In Valdez v. Brent McGill and Mueller Supply Company, Inc., 2012 U.S. App. LEXIS 2783 (10th Cir. 2012), the court considered whether a request for telecommuting and additional leave was a reasonable accommodation.

 

            Doyle Brown worked as a warehouse supervisor for Mueller Supply Company.  He supervised Mueller’s warehouse, including all shipping and receiving.  He advised his own supervisor, McGill, that he had cancer and would need surgery in April 2005.  Even though the company employed too few people at the work site to trigger FMLA, the company nevertheless offered Brown FMLA leave.  Brown returned to work following his surgery in May 2005.

 

            In January 2006, Mueller approved intermittent FMLA leave for recurrent health-related absences.  One year later, on January 24, 2007, Brown presented a note from his doctor indicating that he had serious health conditions and would need to be out of work until February 8, 2007. 

 

            On February 7, 2007, Mueller sent Brown a letter stating that he had exhausted his 12 weeks of FMLA leave.  On the same date Brown presented a new note stating that he would need three more weeks of leave until March 1, 2007.  Mueller then terminated Brown on February 8, 2007 for poor work performance and excessive absences.  Brown offered to come to work against doctors’ orders but the company refused.

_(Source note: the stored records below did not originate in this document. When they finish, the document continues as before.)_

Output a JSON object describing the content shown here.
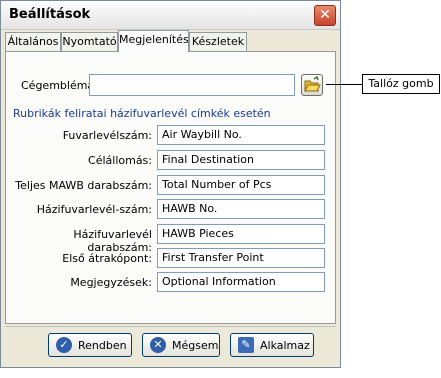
{
  "window": {
    "title": "Beállítások",
    "close_glyph": "✕"
  },
  "tabs": [
    "Általános",
    "Nyomtató",
    "Megjelenítés",
    "Készletek"
  ],
  "active_tab": "Megjelenítés",
  "logo": {
    "label": "Cégembléma:",
    "value": "",
    "browse_icon": "folder-open-icon"
  },
  "section_title": "Rubrikák feliratai házifuvarlevél címkék esetén",
  "fields": [
    {
      "label": "Fuvarlevélszám:",
      "value": "Air Waybill No."
    },
    {
      "label": "Célállomás:",
      "value": "Final Destination"
    },
    {
      "label": "Teljes MAWB darabszám:",
      "value": "Total Number of Pcs"
    },
    {
      "label": "Házifuvarlevél-szám:",
      "value": "HAWB No."
    },
    {
      "label": "Házifuvarlevél darabszám:",
      "value": "HAWB Pieces"
    },
    {
      "label": "Első átrakópont:",
      "value": "First Transfer Point"
    },
    {
      "label": "Megjegyzések:",
      "value": "Optional Information"
    }
  ],
  "buttons": {
    "ok": "Rendben",
    "cancel": "Mégsem",
    "apply": "Alkalmaz"
  },
  "callout": "Tallóz gomb",
  "colors": {
    "section_title": "#1a3c8c",
    "button_border": "#003c74"
  }
}
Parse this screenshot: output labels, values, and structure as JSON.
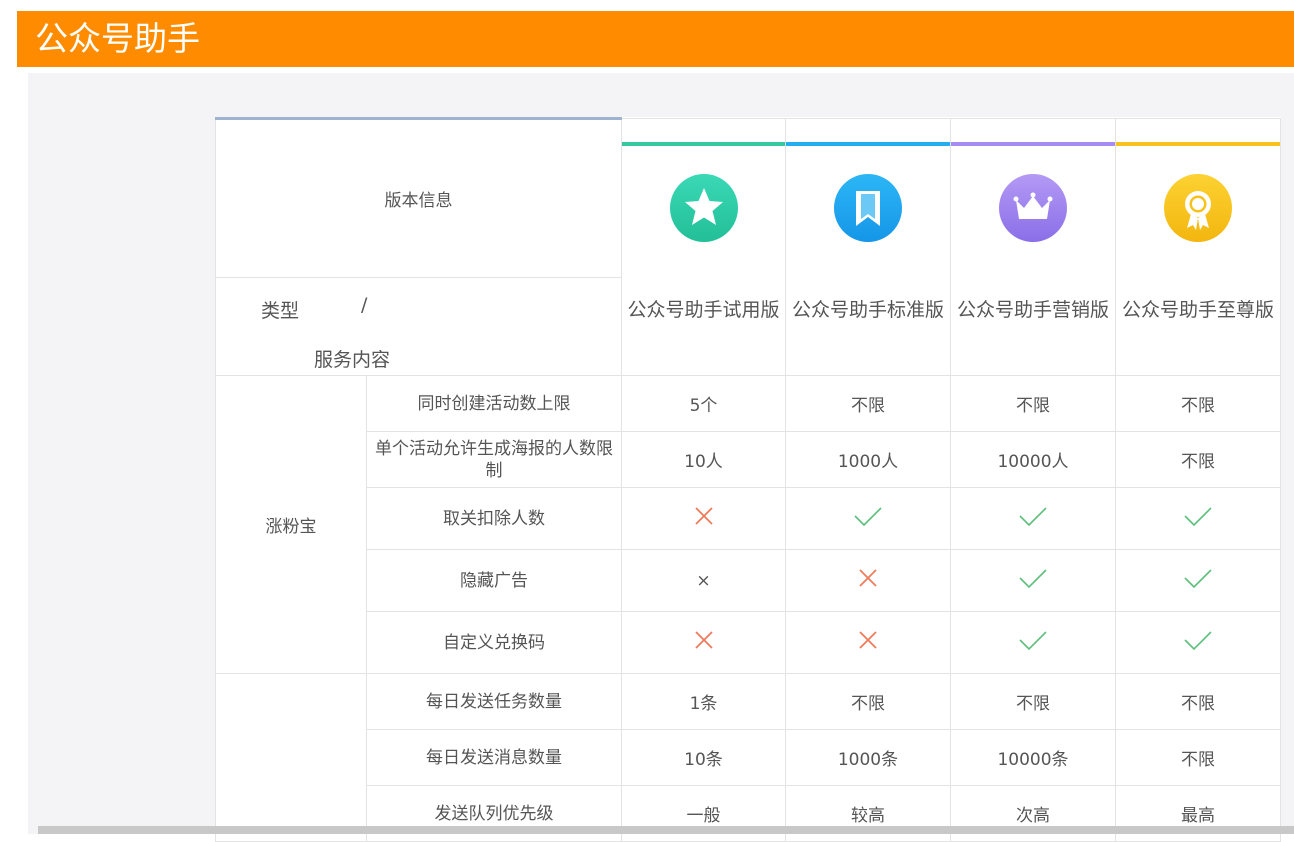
{
  "app": {
    "title": "公众号助手"
  },
  "header": {
    "info_label": "版本信息",
    "type_label": "类型",
    "slash": "/",
    "service_label": "服务内容"
  },
  "versions": [
    {
      "name": "公众号助手试用版",
      "accent": "#36c8a0",
      "icon": "star-icon"
    },
    {
      "name": "公众号助手标准版",
      "accent": "#22aef0",
      "icon": "bookmark-icon"
    },
    {
      "name": "公众号助手营销版",
      "accent": "#a48cf0",
      "icon": "crown-icon"
    },
    {
      "name": "公众号助手至尊版",
      "accent": "#f7c21b",
      "icon": "medal-icon"
    }
  ],
  "groups": [
    {
      "name": "涨粉宝",
      "rows": [
        {
          "feature": "同时创建活动数上限",
          "values": [
            "5个",
            "不限",
            "不限",
            "不限"
          ]
        },
        {
          "feature": "单个活动允许生成海报的人数限制",
          "values": [
            "10人",
            "1000人",
            "10000人",
            "不限"
          ]
        },
        {
          "feature": "取关扣除人数",
          "values": [
            "x",
            "v",
            "v",
            "v"
          ]
        },
        {
          "feature": "隐藏广告",
          "values": [
            "×",
            "x",
            "v",
            "v"
          ]
        },
        {
          "feature": "自定义兑换码",
          "values": [
            "x",
            "x",
            "v",
            "v"
          ]
        }
      ]
    },
    {
      "name": "",
      "rows": [
        {
          "feature": "每日发送任务数量",
          "values": [
            "1条",
            "不限",
            "不限",
            "不限"
          ]
        },
        {
          "feature": "每日发送消息数量",
          "values": [
            "10条",
            "1000条",
            "10000条",
            "不限"
          ]
        },
        {
          "feature": "发送队列优先级",
          "values": [
            "一般",
            "较高",
            "次高",
            "最高"
          ]
        }
      ]
    }
  ],
  "colors": {
    "brand": "#ff8c00",
    "cross": "#f07b5a",
    "check": "#5cc07a"
  }
}
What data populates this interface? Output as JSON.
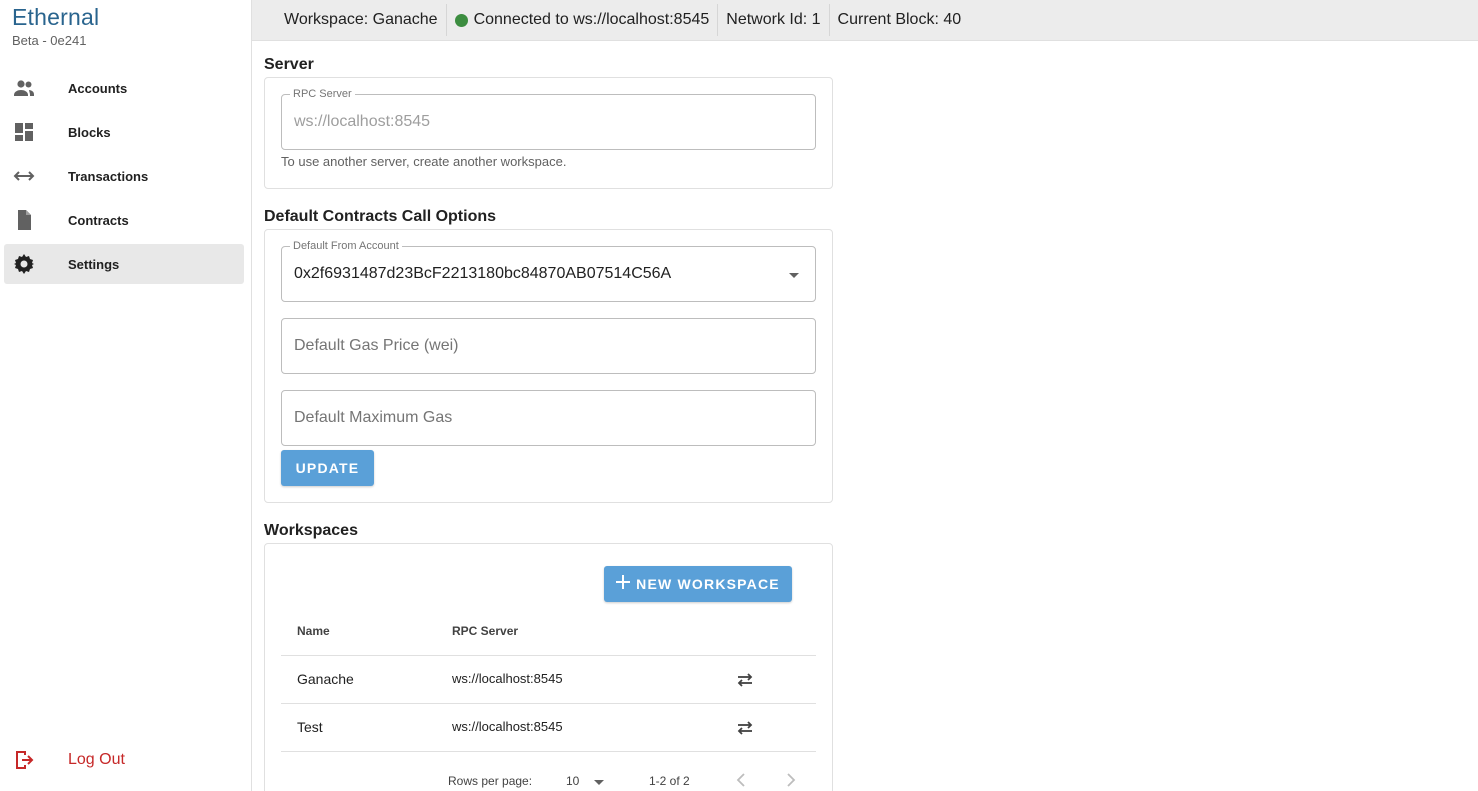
{
  "brand": {
    "title": "Ethernal",
    "subtitle": "Beta - 0e241"
  },
  "sidebar": {
    "items": [
      {
        "label": "Accounts",
        "icon": "accounts-icon"
      },
      {
        "label": "Blocks",
        "icon": "blocks-icon"
      },
      {
        "label": "Transactions",
        "icon": "transactions-icon"
      },
      {
        "label": "Contracts",
        "icon": "contracts-icon"
      },
      {
        "label": "Settings",
        "icon": "gear-icon",
        "active": true
      }
    ],
    "logout_label": "Log Out"
  },
  "topbar": {
    "workspace": "Workspace: Ganache",
    "connection": "Connected to ws://localhost:8545",
    "network": "Network Id: 1",
    "block": "Current Block: 40",
    "status_color": "#3c8d40"
  },
  "server": {
    "title": "Server",
    "rpc_legend": "RPC Server",
    "rpc_value": "ws://localhost:8545",
    "helper": "To use another server, create another workspace."
  },
  "call_options": {
    "title": "Default Contracts Call Options",
    "from_legend": "Default From Account",
    "from_value": "0x2f6931487d23BcF2213180bc84870AB07514C56A",
    "gas_price_placeholder": "Default Gas Price (wei)",
    "max_gas_placeholder": "Default Maximum Gas",
    "update_label": "UPDATE"
  },
  "workspaces": {
    "title": "Workspaces",
    "new_label": "NEW WORKSPACE",
    "columns": [
      "Name",
      "RPC Server"
    ],
    "rows": [
      {
        "name": "Ganache",
        "rpc": "ws://localhost:8545"
      },
      {
        "name": "Test",
        "rpc": "ws://localhost:8545"
      }
    ],
    "pagination": {
      "rows_per_page_label": "Rows per page:",
      "rows_per_page": "10",
      "range": "1-2 of 2"
    }
  },
  "colors": {
    "accent": "#5aa0d8",
    "brand": "#29648e",
    "logout": "#c62828"
  }
}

Brown then sued under the ADA and argued that the company failed to make reasonable accommodations.

 

            At some point Brown passed away and his personal representative, Valdez, proceeded on the case.  She argued that Brown could have performed the essential job functions had the company offered him the opportunity to work from home.  The court noted that Brown had conceded in his deposition that physical attendance in the workplace was required.  He maintained that he could use technology to perform many of the essential functions of the job, but he conceded that at home he could not perform quarterly or random inventory counts, could not interact with customers in the warehouse, and could not effectively supervise his staff.  Not being in the warehouse would make it hard to know whether his employees had completed job tasks.  Based on these statements, the court concluded that working from home was not a reasonable accommodation.

 

            Next, Valdez argued that additional leave would have been a reasonable accommodation.  The court said, “A leave of absence may be a reasonable accommodation as long as the employee’s request states the expected duration of the impairment.”  The court said, “Here, the record shows it was uncertain if or when Brown would sufficiently recover from his impairments to be able to return to work.”  The court added, “In light of his diagnosis with colon cancer, his frequent absences, and his inability to return to work according to the earlier physician’s note, it was uncertain he would be able to return to work on March 1, 2007.” Further, no doctor said that his conditions would be resolved by March 1, 2007.

 

            Valdez also argued that the company failed to engage in the very important interactive process to determine whether there was a potential reasonable accommodation.  The court rejected this argument as well.  “Accordingly, an employer is not required to engage an employee in a futile interactive process where, as we have concluded was the case here, no reasonable accommodation was possible.”

 

            In short, the ADA case was dismissed.  The opinion is interesting because employers are generally advised to engage in the interactive process.  But here the court held that the interactive process would have been of no utility since all of the requests for accommodation were simply not reasonable.